Basicamente ela havia dito que seu pai só iria bater nele e sim, ela não iria dizer uma palavra contra o mais velho, mesmo ele espancando um de seus filhos. É como se aquele tipo de comportamento fosse normal.

— Você tá escutando o que você tá falando? — ele não pôde acreditar no que ouviu. — Está sugerindo que o problema sou eu? Que aquele maldito está certo em me espancar?

— Mais respeito com seu pai! — ela elevou o tom.

— Mais respeito um caralho! — gritou, batendo com o braço que não estava machucado na mesa. — Ele quebrou meu braço e quase fez o mesmo com minhas DUAS pernas! Eu tive que ficar três dias no hospital, TRÊS!

— Se não ficar calado e ter mais respeito comigo, eu termino o que ele começou! — gritou, se pondo na frente de seu filho e o encarando.

Finalmente sua mãe estava mostrando sua real face.
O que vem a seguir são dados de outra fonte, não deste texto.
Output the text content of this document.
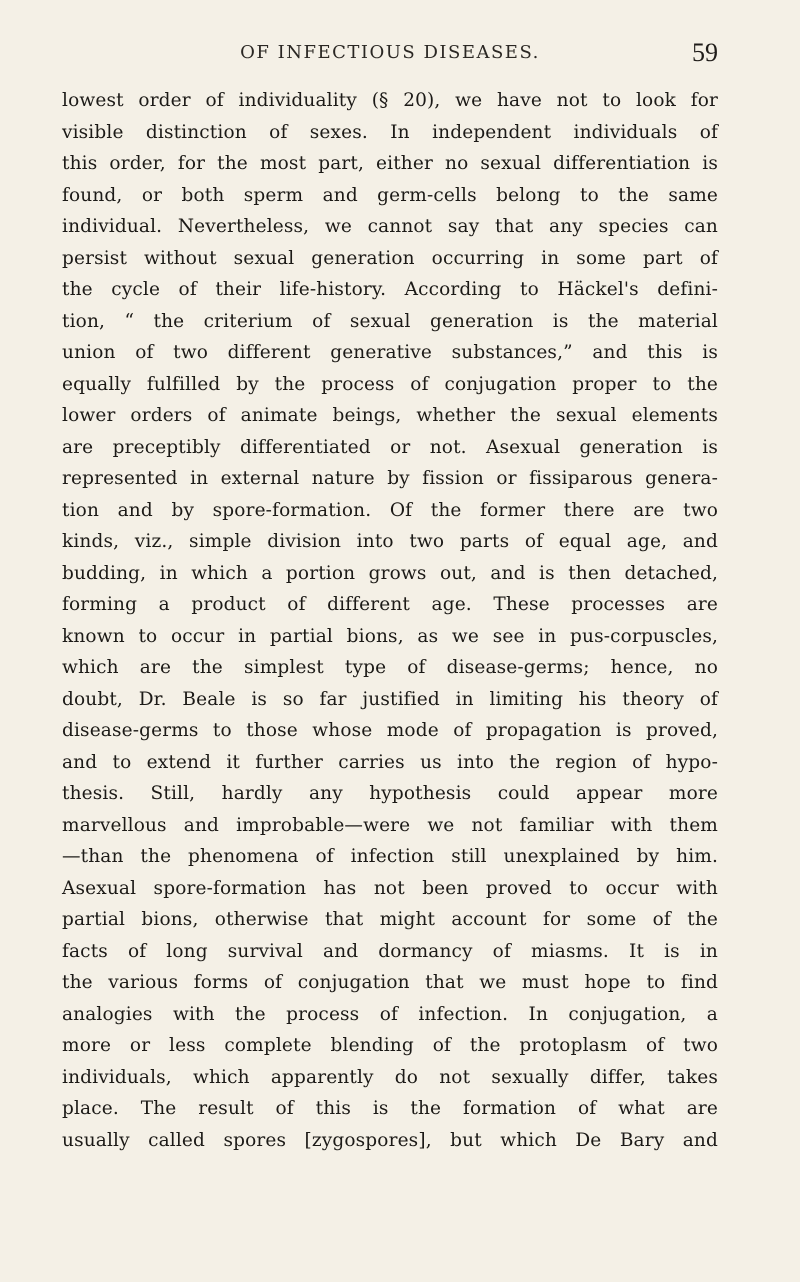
OF INFECTIOUS DISEASES.	59
lowest order of individuality (§ 20), we have not to look for
visible distinction of sexes. In independent individuals of
this order, for the most part, either no sexual differentiation is
found, or both sperm and germ-cells belong to the same
individual. Nevertheless, we cannot say that any species can
persist without sexual generation occurring in some part of
the cycle of their life-history. According to Häckel's defini-
tion, “ the criterium of sexual generation is the material
union of two different generative substances,” and this is
equally fulfilled by the process of conjugation proper to the
lower orders of animate beings, whether the sexual elements
are preceptibly differentiated or not. Asexual generation is
represented in external nature by fission or fissiparous genera-
tion and by spore-formation. Of the former there are two
kinds, viz., simple division into two parts of equal age, and
budding, in which a portion grows out, and is then detached,
forming a product of different age. These processes are
known to occur in partial bions, as we see in pus-corpuscles,
which are the simplest type of disease-germs; hence, no
doubt, Dr. Beale is so far justified in limiting his theory of
disease-germs to those whose mode of propagation is proved,
and to extend it further carries us into the region of hypo-
thesis. Still, hardly any hypothesis could appear more
marvellous and improbable—were we not familiar with them
—than the phenomena of infection still unexplained by him.
Asexual spore-formation has not been proved to occur with
partial bions, otherwise that might account for some of the
facts of long survival and dormancy of miasms. It is in
the various forms of conjugation that we must hope to find
analogies with the process of infection. In conjugation, a
more or less complete blending of the protoplasm of two
individuals, which apparently do not sexually differ, takes
place. The result of this is the formation of what are
usually called spores [zygospores], but which De Bary and
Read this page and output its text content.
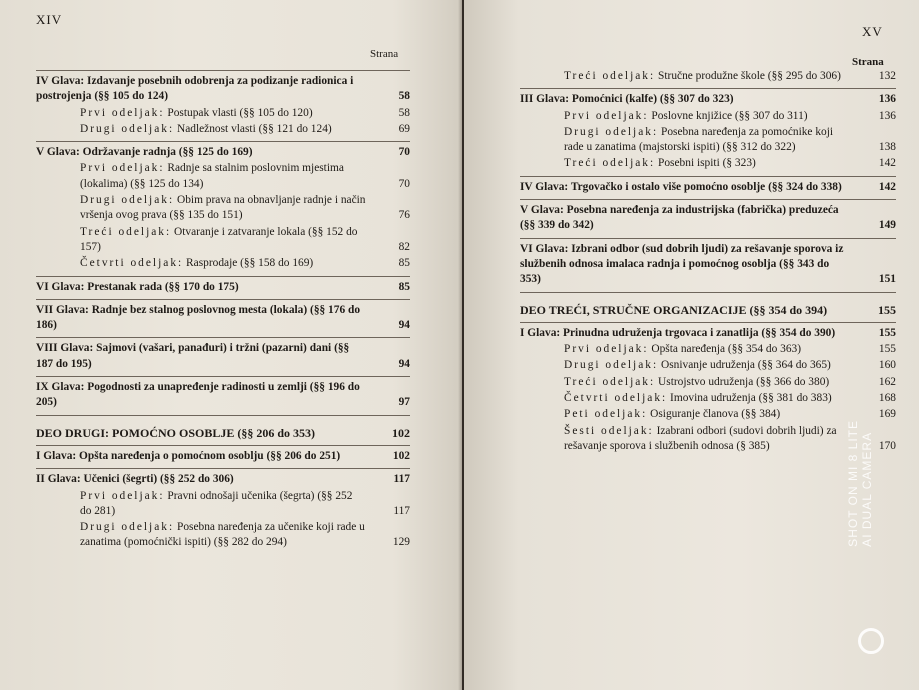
XIV
Strana
IV Glava: Izdavanje posebnih odobrenja za podizanje radionica i postrojenja (§§ 105 do 124)	58
Prvi odeljak: Postupak vlasti (§§ 105 do 120)	58
Drugi odeljak: Nadležnost vlasti (§§ 121 do 124)	69
V Glava: Održavanje radnja (§§ 125 do 169)	70
Prvi odeljak: Radnje sa stalnim poslovnim mjestima (lokalima) (§§ 125 do 134)	70
Drugi odeljak: Obim prava na obnavljanje radnje i način vršenja ovog prava (§§ 135 do 151)	76
Treći odeljak: Otvaranje i zatvaranje lokala (§§ 152 do 157)	82
Četvrti odeljak: Rasprodaje (§§ 158 do 169)	85
VI Glava: Prestanak rada (§§ 170 do 175)	85
VII Glava: Radnje bez stalnog poslovnog mesta (lokala) (§§ 176 do 186)	94
VIII Glava: Sajmovi (vašari, panađuri) i tržni (pazarni) dani (§§ 187 do 195)	94
IX Glava: Pogodnosti za unapređenje radinosti u zemlji (§§ 196 do 205)	97
DEO DRUGI: POMOĆNO OSOBLJE (§§ 206 do 353)	102
I Glava: Opšta naređenja o pomoćnom osoblju (§§ 206 do 251)	102
II Glava: Učenici (šegrti) (§§ 252 do 306)	117
Prvi odeljak: Pravni odnošaji učenika (šegrta) (§§ 252 do 281)	117
Drugi odeljak: Posebna naređenja za učenike koji rade u zanatima (pomoćnički ispiti) (§§ 282 do 294)	129
XV
Strana
Treći odeljak: Stručne produžne škole (§§ 295 do 306)	132
III Glava: Pomoćnici (kalfe) (§§ 307 do 323)	136
Prvi odeljak: Poslovne knjižice (§§ 307 do 311)	136
Drugi odeljak: Posebna naređenja za pomoćnike koji rade u zanatima (majstorski ispiti) (§§ 312 do 322)	138
Treći odeljak: Posebni ispiti (§ 323)	142
IV Glava: Trgovačko i ostalo više pomoćno osoblje (§§ 324 do 338)	142
V Glava: Posebna naređenja za industrijska (fabrička) preduzeća (§§ 339 do 342)	149
VI Glava: Izbrani odbor (sud dobrih ljudi) za rešavanje sporova iz službenih odnosa imalaca radnja i pomoćnog osoblja (§§ 343 do 353)	151
DEO TREĆI, STRUČNE ORGANIZACIJE (§§ 354 do 394)	155
I Glava: Prinudna udruženja trgovaca i zanatlija (§§ 354 do 390)	155
Prvi odeljak: Opšta naređenja (§§ 354 do 363)	155
Drugi odeljak: Osnivanje udruženja (§§ 364 do 365)	160
Treći odeljak: Ustrojstvo udruženja (§§ 366 do 380)	162
Četvrti odeljak: Imovina udruženja (§§ 381 do 383)	168
Peti odeljak: Osiguranje članova (§§ 384)	169
Šesti odeljak: Izabrani odbori (sudovi dobrih ljudi) za rešavanje sporova i službenih odnosa (§ 385)	170
SHOT ON MI 8 LITE
AI DUAL CAMERA
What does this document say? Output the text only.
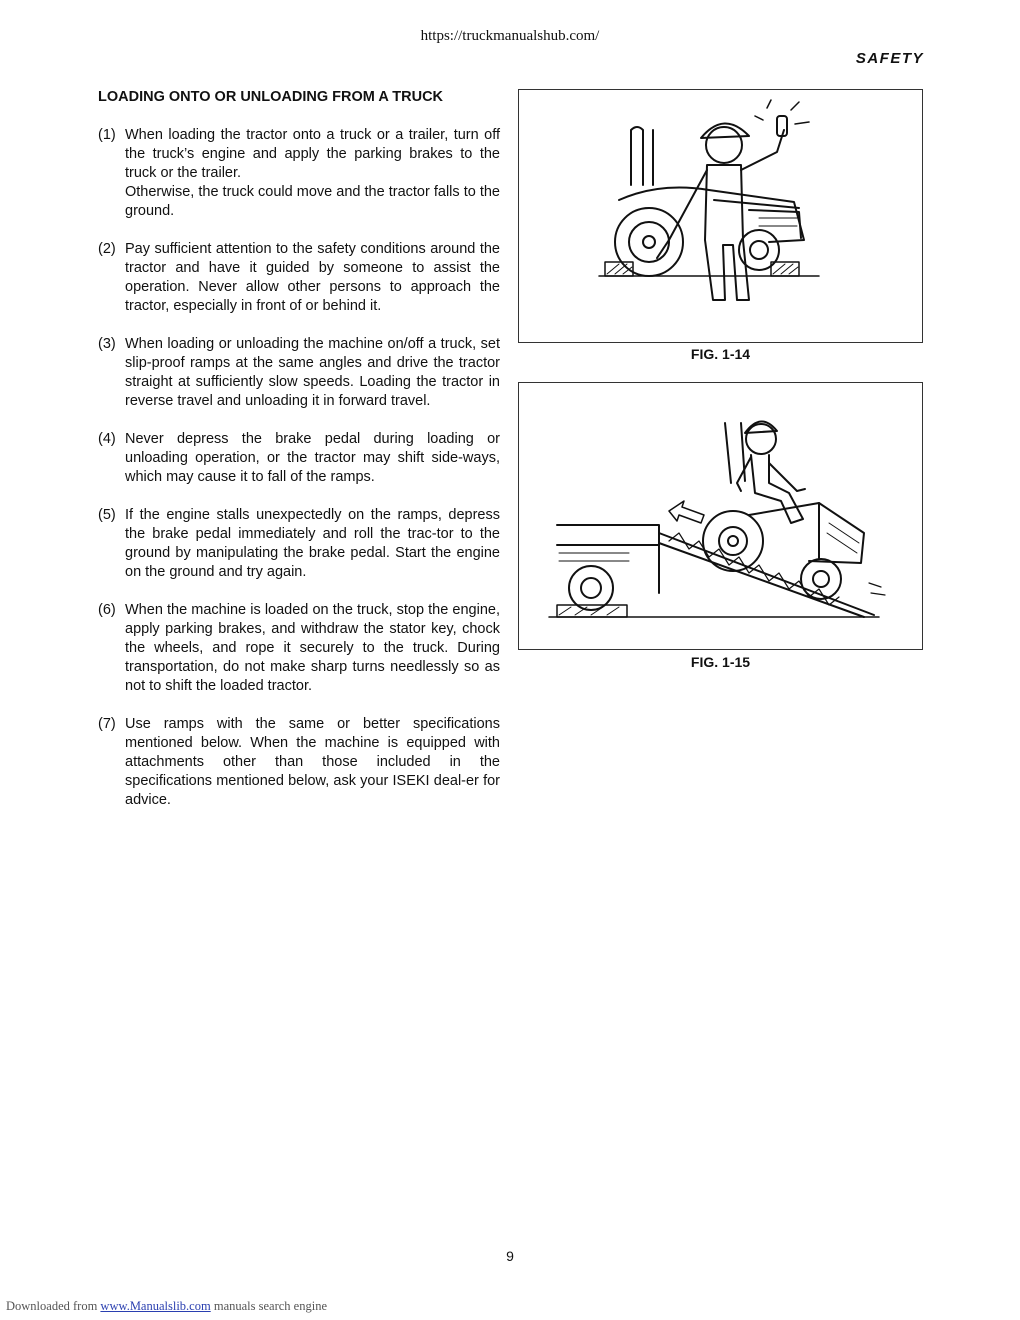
https://truckmanualshub.com/
SAFETY
LOADING ONTO OR UNLOADING FROM A TRUCK
(1) When loading the tractor onto a truck or a trailer, turn off the truck’s engine and apply the parking brakes to the truck or the trailer.

Otherwise, the truck could move and the tractor falls to the ground.

(2) Pay sufficient attention to the safety conditions around the tractor and have it guided by someone to assist the operation. Never allow other persons to approach the tractor, especially in front of or behind it.

(3) When loading or unloading the machine on/off a truck, set slip-proof ramps at the same angles and drive the tractor straight at sufficiently slow speeds. Loading the tractor in reverse travel and unloading it in forward travel.

(4) Never depress the brake pedal during loading or unloading operation, or the tractor may shift side-ways, which may cause it to fall of the ramps.

(5) If the engine stalls unexpectedly on the ramps, depress the brake pedal immediately and roll the trac-tor to the ground by manipulating the brake pedal. Start the engine on the ground and try again.

(6) When the machine is loaded on the truck, stop the engine, apply parking brakes, and withdraw the stator key, chock the wheels, and rope it securely to the truck. During transportation, do not make sharp turns needlessly so as not to shift the loaded tractor.

(7) Use ramps with the same or better specifications mentioned below. When the machine is equipped with attachments other than those included in the specifications mentioned below, ask your ISEKI deal-er for advice.

FIG. 1-14
FIG. 1-15
9
Downloaded from www.Manualslib.com manuals search engine
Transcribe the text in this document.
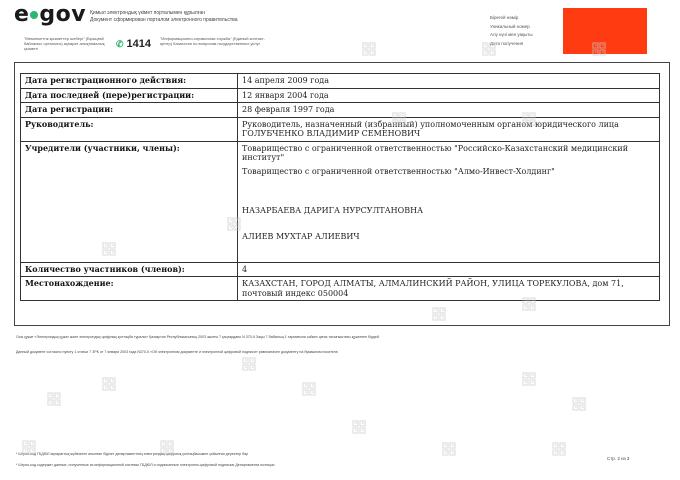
e gov Қимыл электрондық үкімет порталымен құрылған
Документ сформирован порталом электронного правительства
"Мемлекеттік қызметтер шебері" (Бірыңғай байланыс орталығы) ақпарат анықтамалық қызметі	✆ 1414 "Информационно-справочная служба" (Единый контакт-центр) Казахстан по вопросам государственных услуг
Бірегей нөмір
Уникальный номер
Алу күні мен уақыты
Дата получения
Дата регистрационного действия:	14 апреля 2009 года
Дата последней (пере)регистрации:	12 января 2004 года
Дата регистрации:	28 февраля 1997 года
Руководитель:	Руководитель, назначенный (избранный) уполномоченным органом юридического лица ГОЛУБЧЕНКО ВЛАДИМИР СЕМЕНОВИЧ
Учредители (участники, члены):	Товарищество с ограниченной ответственностью "Российско-Казахстанский медицинский институт"
Товарищество с ограниченной ответственностью "Алмо-Инвест-Холдинг"
НАЗАРБАЕВА ДАРИГА НУРСУЛТАНОВНА
АЛИЕВ МУХТАР АЛИЕВИЧ

Количество участников (членов):	4
Местонахождение:	КАЗАХСТАН, ГОРОД АЛМАТЫ, АЛМАЛИНСКИЙ РАЙОН, УЛИЦА ТОРЕКУЛОВА, дом 71, почтовый индекс 050004
Осы құжат «Электрондық құжат және электрондық цифрлық қолтаңба туралы» Қазақстан Республикасының 2003 жылғы 7 қаңтардағы N 370-II Заңы 7 бабының 1 тармағына сәйкес қағаз тасығыштағы құжатпен бірдей.
Данный документ согласно пункту 1 статьи 7 ЗРК от 7 января 2003 года N370-II «Об электронном документе и электронной цифровой подписи» равнозначен документу на бумажном носителе.
* Штрих-код ГБДЮЛ ақпараттық жүйесінен алынған Әділет департаментінің электрондық-цифрлық қолтаңбасымен қойылған деректер бар
* Штрих-код содержит данные, полученные из информационной системы ГБДЮЛ и подписанные электронно-цифровой подписью Департамента юстиции
Стр. 2 из 3
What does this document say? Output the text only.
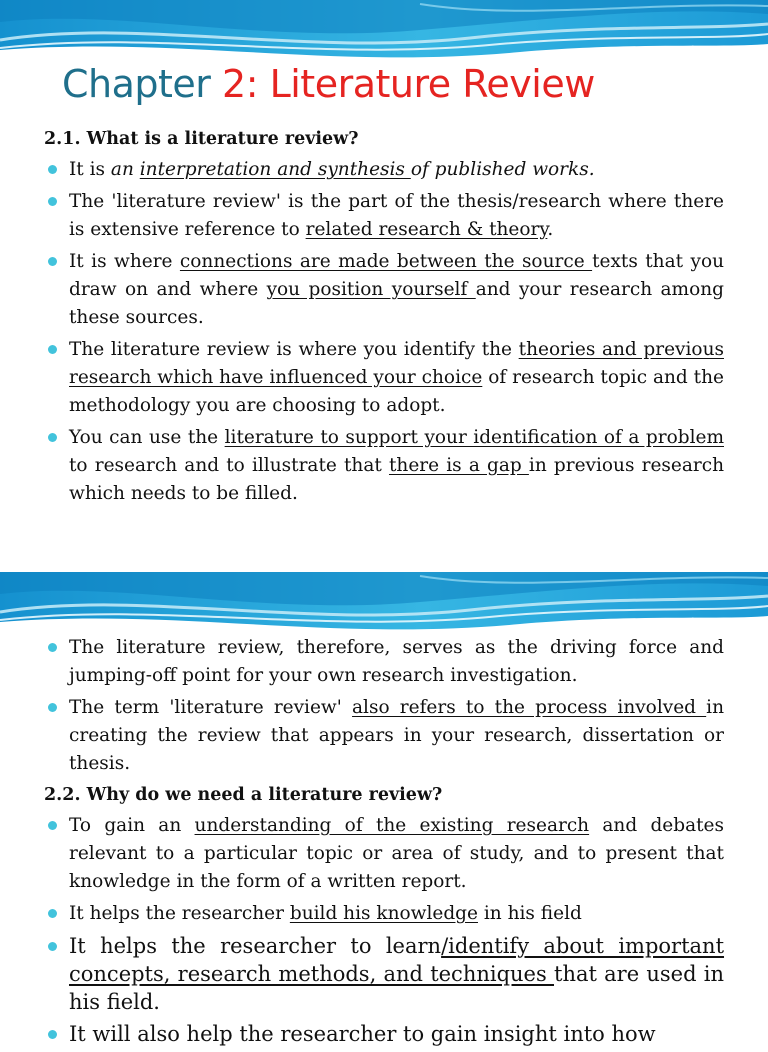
Chapter 2: Literature Review

2.1. What is a literature review?

It is an interpretation and synthesis of published works.
The 'literature review' is the part of the thesis/research where there is extensive reference to related research & theory.
It is where connections are made between the source texts that you draw on and where you position yourself and your research among these sources.
The literature review is where you identify the theories and previous research which have influenced your choice of research topic and the methodology you are choosing to adopt.
You can use the literature to support your identification of a problem to research and to illustrate that there is a gap in previous research which needs to be filled.
The literature review, therefore, serves as the driving force and jumping-off point for your own research investigation.
The term 'literature review' also refers to the process involved in creating the review that appears in your research, dissertation or thesis.

2.2. Why do we need a literature review?

To gain an understanding of the existing research and debates relevant to a particular topic or area of study, and to present that knowledge in the form of a written report.
It helps the researcher build his knowledge in his field
It helps the researcher to learn/identify about important concepts, research methods, and techniques that are used in his field.
It will also help the researcher to gain insight into how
Ela sempre o tratou com amor, mas pelo visto tudo passava de uma mentira.

— Parabéns, Délia! — ironizou. — Você é uma ótima mãe!

— Eu estou te avisando... — murmurou, prestes a explodir. — Você é filho e me deve respeito! A mim e ao seu pai!

— Realmente, os dois são um par perfeito! Um par de lixos! — com algumas conversas que teve com seu pai depois do ocorrido, aprendeu bem como ofender alguém.

— Seu maldito! — Délia virou um tapa na cara de Kevin, que já esperava tal atitude.

Mas aquilo mal fez efeito no garoto. Ele estava á mil, a adrenalina percorria todo seu corpo. Lembrou das palavras de seu pai.

"Eu vou te tornar um monstro."

— Já que vocês querem tanto que eu me torne uma pessoa ruim... — cerrou o punho, juntando toda a força em seu braço direto, se preparando para fazer o que nunca imaginou que faria um dia.

Com isso, ele desferiu o soco mais forte que ele poderia dar, direto no rosto daquela que lhe deu a luz.

O soco foi tão forte e carregava tanta raiva que instantaneamente a mulher caiu por cima da mesa.

— Dorme, vagabunda! — deu um sorriso macabro.

A mulher não fez mais nada, apenas ficou olhando o garoto saindo de casa.

Saiu de lá correndo, rumando á casa de seu tio, que também morava em Viridian. No meio do caminho, encontrou o conhecido gerente da clínica veterinária que havia deixado seu Growlithe.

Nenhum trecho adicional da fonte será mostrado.